The Hipster Economy: A conversation with Alessandro Gerosa

Loop

1 May 2024

Join Alessandro Gerosa in a conversation about his provocative new book, The Hipster Economy.

Alessandro Gerosa examines the rise of authenticity as a value in modern consumerism. This focuses on the craft dimension of production, including locally made with artisanal skill. However, the consumption of these products can be viewed as an elite pursuit. How did the hipster culture emerge as a middle-class aspiration? To what extent can it be seen as a phenomenon of wider value, beyond its use as a tool for gaining status?

Some quotes from The Hipster Economy:

“Overall, the backbone of the neo-craft economy analysed in this chapter can be defined as a force for good: it sustains alternative production chains favouring other small producers, keeping local traditions alive; proposes alternative, more authentic and sustainable consumption practices; represents – in most cases – a more ethical alternative to mass-market industrial companies, known to cover their massive environmental and social negative externalities through cunning, deceitful ‘greenwashing’ marketing campaigns.”

“…for Morris, craft production was a way to elevate the alienated manual labour of the mass of proletarian workers into meaningful labour (through the addition of artistic value), in a step towards the overthrowing of capitalism and the accomplishment of a socialist society; the neo-craft economy imaginary instead points at reintroducing a deeper relationship with the material and manual dimension in the life of the middle class alienated by industrial society, in order to achieve a more meaningful, authentic life experience.

“The subversive potential of the hipster economy can only be considered jointly with wider societal movements.”

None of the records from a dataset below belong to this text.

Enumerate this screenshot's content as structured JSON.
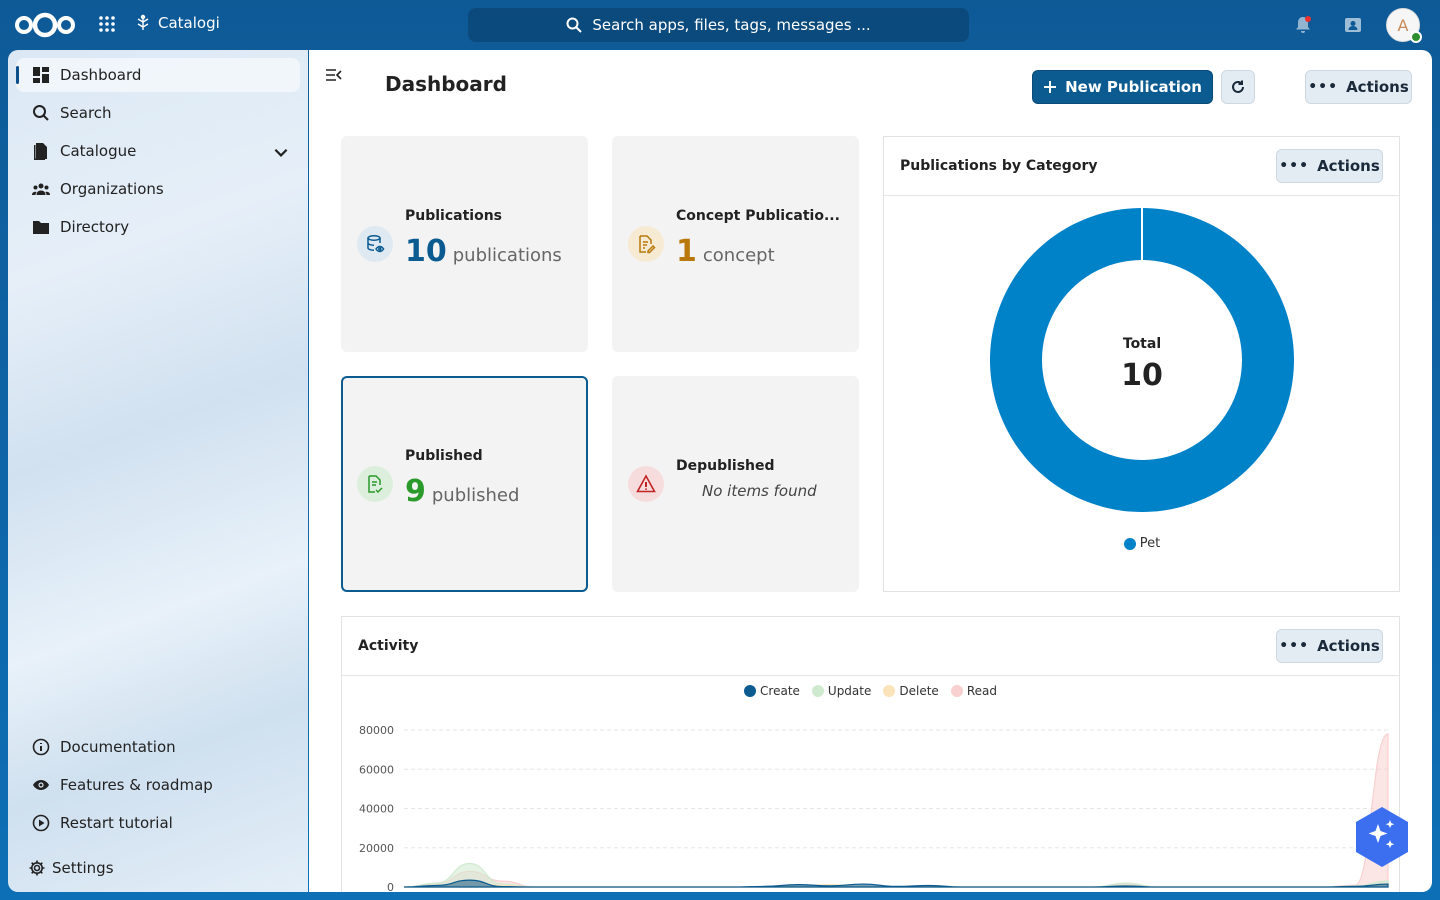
{
  "header": {
    "app_name": "Catalogi",
    "search_placeholder": "Search apps, files, tags, messages ...",
    "avatar_initial": "A"
  },
  "sidebar": {
    "items": [
      {
        "label": "Dashboard",
        "icon": "dashboard-icon",
        "active": true
      },
      {
        "label": "Search",
        "icon": "search-icon"
      },
      {
        "label": "Catalogue",
        "icon": "file-icon",
        "expandable": true
      },
      {
        "label": "Organizations",
        "icon": "group-icon"
      },
      {
        "label": "Directory",
        "icon": "folder-icon"
      }
    ],
    "bottom_items": [
      {
        "label": "Documentation",
        "icon": "info-icon"
      },
      {
        "label": "Features & roadmap",
        "icon": "eye-icon"
      },
      {
        "label": "Restart tutorial",
        "icon": "play-icon"
      }
    ],
    "settings_label": "Settings"
  },
  "main": {
    "title": "Dashboard",
    "new_publication_label": "New Publication",
    "actions_label": "Actions"
  },
  "cards": {
    "publications": {
      "title": "Publications",
      "value": "10",
      "unit": "publications",
      "color": "#0b5b91"
    },
    "concept": {
      "title": "Concept Publicatio...",
      "value": "1",
      "unit": "concept",
      "color": "#b8780a"
    },
    "published": {
      "title": "Published",
      "value": "9",
      "unit": "published",
      "color": "#2a9a2a"
    },
    "depublished": {
      "title": "Depublished",
      "empty_text": "No items found",
      "color": "#c22424"
    }
  },
  "pie_panel": {
    "title": "Publications by Category",
    "actions_label": "Actions",
    "total_label": "Total",
    "total_value": "10"
  },
  "activity_panel": {
    "title": "Activity",
    "actions_label": "Actions"
  },
  "chart_data": [
    {
      "type": "pie",
      "title": "Publications by Category",
      "categories": [
        "Pet"
      ],
      "values": [
        10
      ],
      "colors": [
        "#0082c9"
      ],
      "legend": "bottom"
    },
    {
      "type": "area",
      "title": "Activity",
      "series": [
        {
          "name": "Create",
          "color": "#0b5b91",
          "values": [
            0,
            800,
            3500,
            200,
            0,
            0,
            0,
            0,
            0,
            0,
            0,
            300,
            1200,
            600,
            1500,
            300,
            800,
            0,
            0,
            0,
            0,
            0,
            500,
            0,
            0,
            0,
            0,
            0,
            0,
            300,
            1500
          ]
        },
        {
          "name": "Update",
          "color": "#cfe9cf",
          "values": [
            0,
            2000,
            12000,
            1500,
            0,
            0,
            0,
            0,
            0,
            0,
            0,
            300,
            500,
            300,
            300,
            200,
            400,
            0,
            0,
            0,
            0,
            0,
            2000,
            0,
            0,
            0,
            0,
            0,
            0,
            500,
            3000
          ]
        },
        {
          "name": "Delete",
          "color": "#fbe3b9",
          "values": [
            0,
            800,
            2500,
            800,
            0,
            0,
            0,
            0,
            0,
            0,
            0,
            200,
            400,
            1200,
            300,
            200,
            300,
            0,
            0,
            0,
            0,
            0,
            700,
            0,
            0,
            0,
            0,
            0,
            0,
            300,
            1000
          ]
        },
        {
          "name": "Read",
          "color": "#f8d0d0",
          "values": [
            0,
            1500,
            8000,
            3000,
            0,
            0,
            0,
            0,
            0,
            0,
            0,
            200,
            300,
            200,
            200,
            100,
            200,
            0,
            0,
            0,
            0,
            0,
            1500,
            0,
            0,
            0,
            0,
            0,
            0,
            1000,
            78000
          ]
        }
      ],
      "ylim": [
        0,
        80000
      ],
      "y_ticks": [
        "80000",
        "60000",
        "40000",
        "20000",
        "0"
      ],
      "legend": "top",
      "grid": true
    }
  ]
}
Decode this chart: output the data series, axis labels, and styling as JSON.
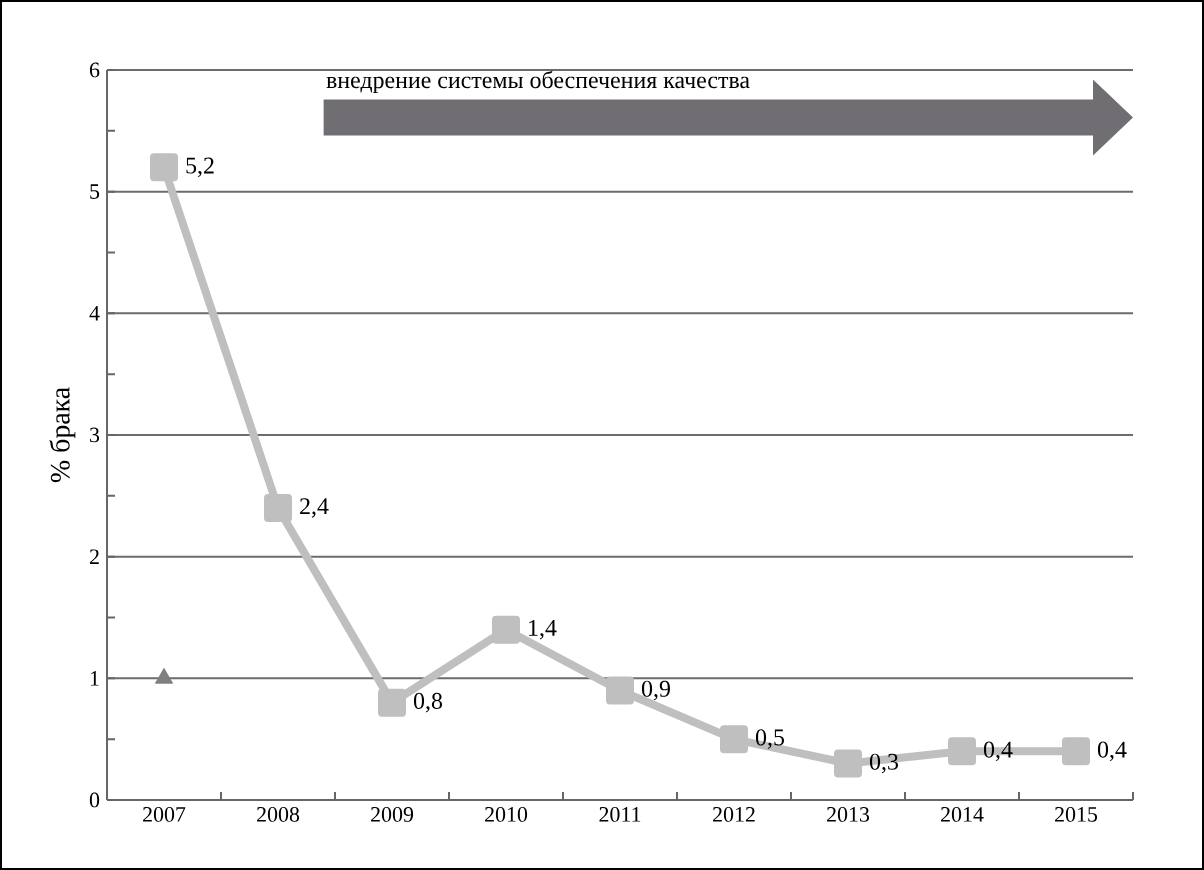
{
  "chart_data": {
    "type": "line",
    "ylabel": "% брака",
    "categories": [
      "2007",
      "2008",
      "2009",
      "2010",
      "2011",
      "2012",
      "2013",
      "2014",
      "2015"
    ],
    "series": [
      {
        "color": "#bfbfbf",
        "values": [
          5.2,
          2.4,
          0.8,
          1.4,
          0.9,
          0.5,
          0.3,
          0.4,
          0.4
        ],
        "value_labels": [
          "5,2",
          "2,4",
          "0,8",
          "1,4",
          "0,9",
          "0,5",
          "0,3",
          "0,4",
          "0,4"
        ]
      },
      {
        "type": "scatter",
        "marker": "triangle",
        "color": "#7f7f7f",
        "values": [
          1,
          null,
          null,
          null,
          null,
          null,
          null,
          null,
          null
        ]
      }
    ],
    "annotations": [
      "внедрение системы обеспечения качества"
    ],
    "ylim": [
      0,
      6
    ],
    "yticks": [
      0,
      1,
      2,
      3,
      4,
      5,
      6
    ],
    "grid": "y",
    "marker": "square",
    "line_style": "solid"
  }
}
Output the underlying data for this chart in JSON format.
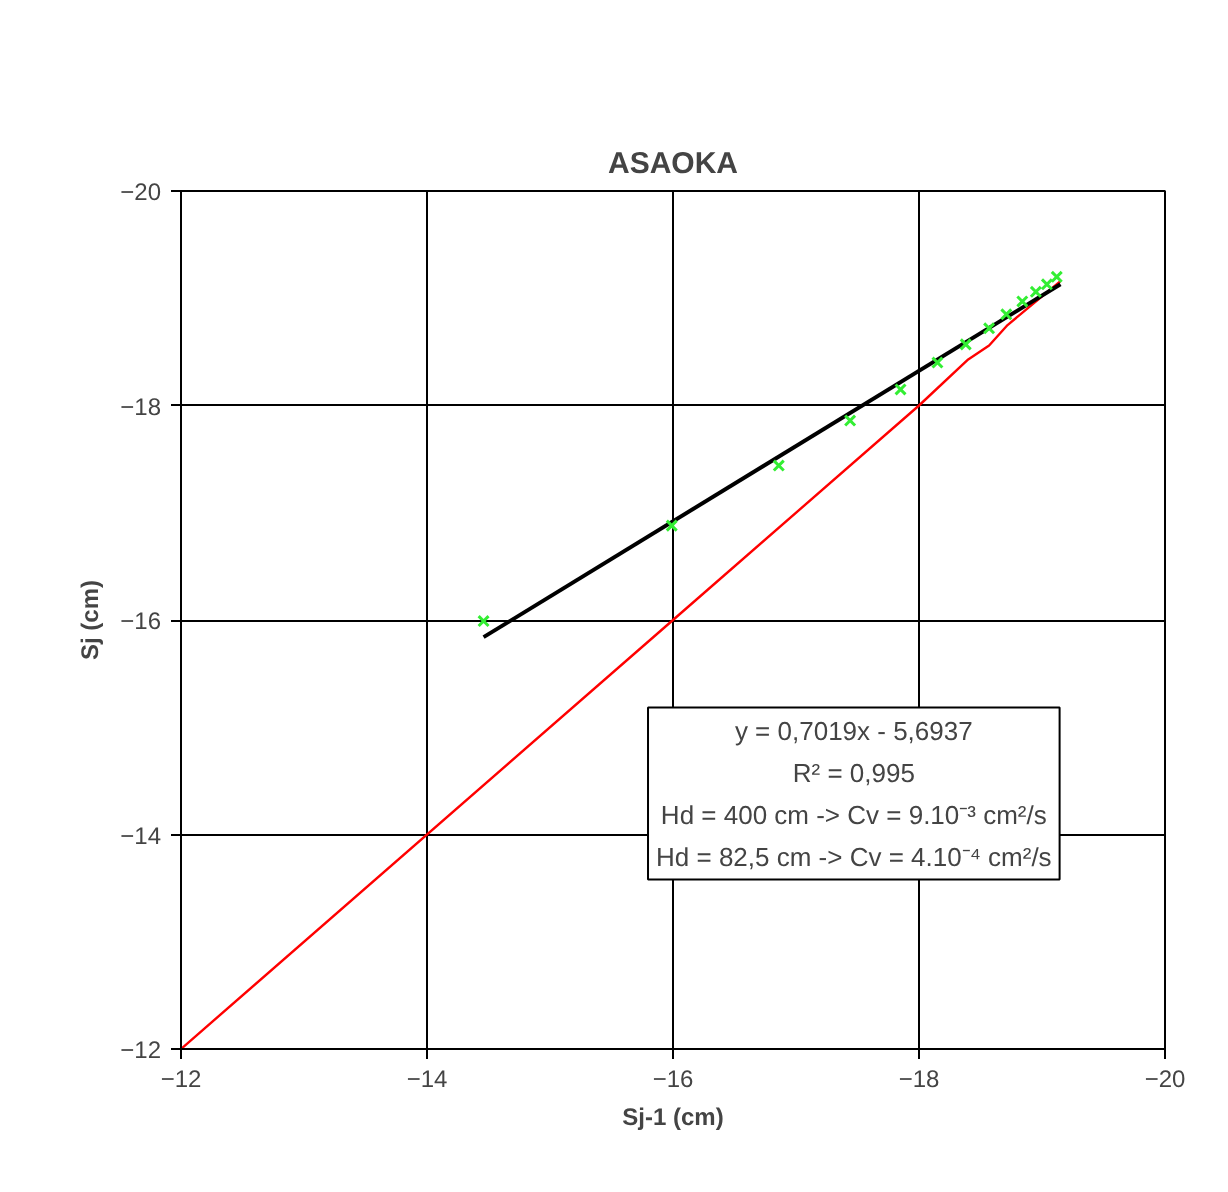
{
  "chart_data": {
    "type": "scatter",
    "title": "ASAOKA",
    "xlabel": "Sj-1 (cm)",
    "ylabel": "Sj (cm)",
    "xlim": [
      -12,
      -20
    ],
    "ylim": [
      -12,
      -20
    ],
    "xticks": [
      -12,
      -14,
      -16,
      -18,
      -20
    ],
    "yticks": [
      -12,
      -14,
      -16,
      -18,
      -20
    ],
    "grid": true,
    "marker": "cross",
    "series": [
      {
        "type": "line",
        "marker": "none",
        "color": "#ff0000",
        "x": [
          -12,
          -16,
          -18,
          -18.4,
          -18.57,
          -18.72,
          -19.15
        ],
        "values": [
          -12,
          -16,
          -18,
          -18.43,
          -18.56,
          -18.75,
          -19.16
        ]
      },
      {
        "type": "line",
        "marker": "none",
        "color": "#000000",
        "x": [
          -14.46,
          -19.15
        ],
        "values": [
          -15.84,
          -19.13
        ]
      },
      {
        "color": "#33ee33",
        "x": [
          -14.46,
          -15.99,
          -16.86,
          -17.44,
          -17.85,
          -18.15,
          -18.38,
          -18.57,
          -18.71,
          -18.84,
          -18.95,
          -19.04,
          -19.12
        ],
        "values": [
          -15.99,
          -16.88,
          -17.44,
          -17.86,
          -18.15,
          -18.4,
          -18.57,
          -18.72,
          -18.85,
          -18.97,
          -19.06,
          -19.13,
          -19.2
        ]
      }
    ],
    "annotations": [
      "y = 0,7019x - 5,6937",
      "R² = 0,995",
      "Hd = 400 cm -> Cv = 9.10⁻³ cm²/s",
      "Hd = 82,5 cm -> Cv = 4.10⁻⁴ cm²/s"
    ]
  }
}
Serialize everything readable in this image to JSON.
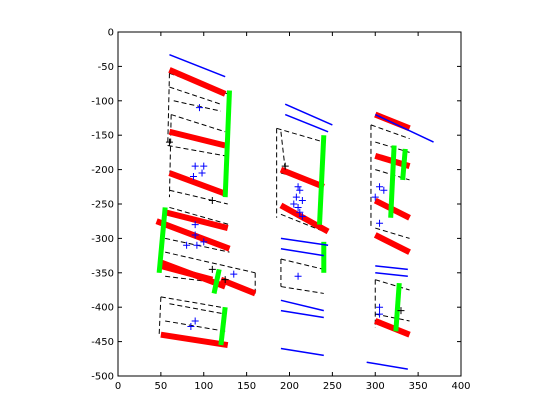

Gerosa, A. (2024). The Hipster Economy: Taste and authenticity in late modern capitalism. https://doi.org/10.14324/111.9781800086067

Alessandro Gerosa is a researcher in Cultural Sociology at the University of Milan. He has also been an Adjunct Professor of Sociology of Consumption at the Catholic University of Milan (2020). During his PhD, obtained in 2020, he has been a Visiting Researcher at the Research Institute for Cultural and Media Economies (CAMEo) at the University of Leicester.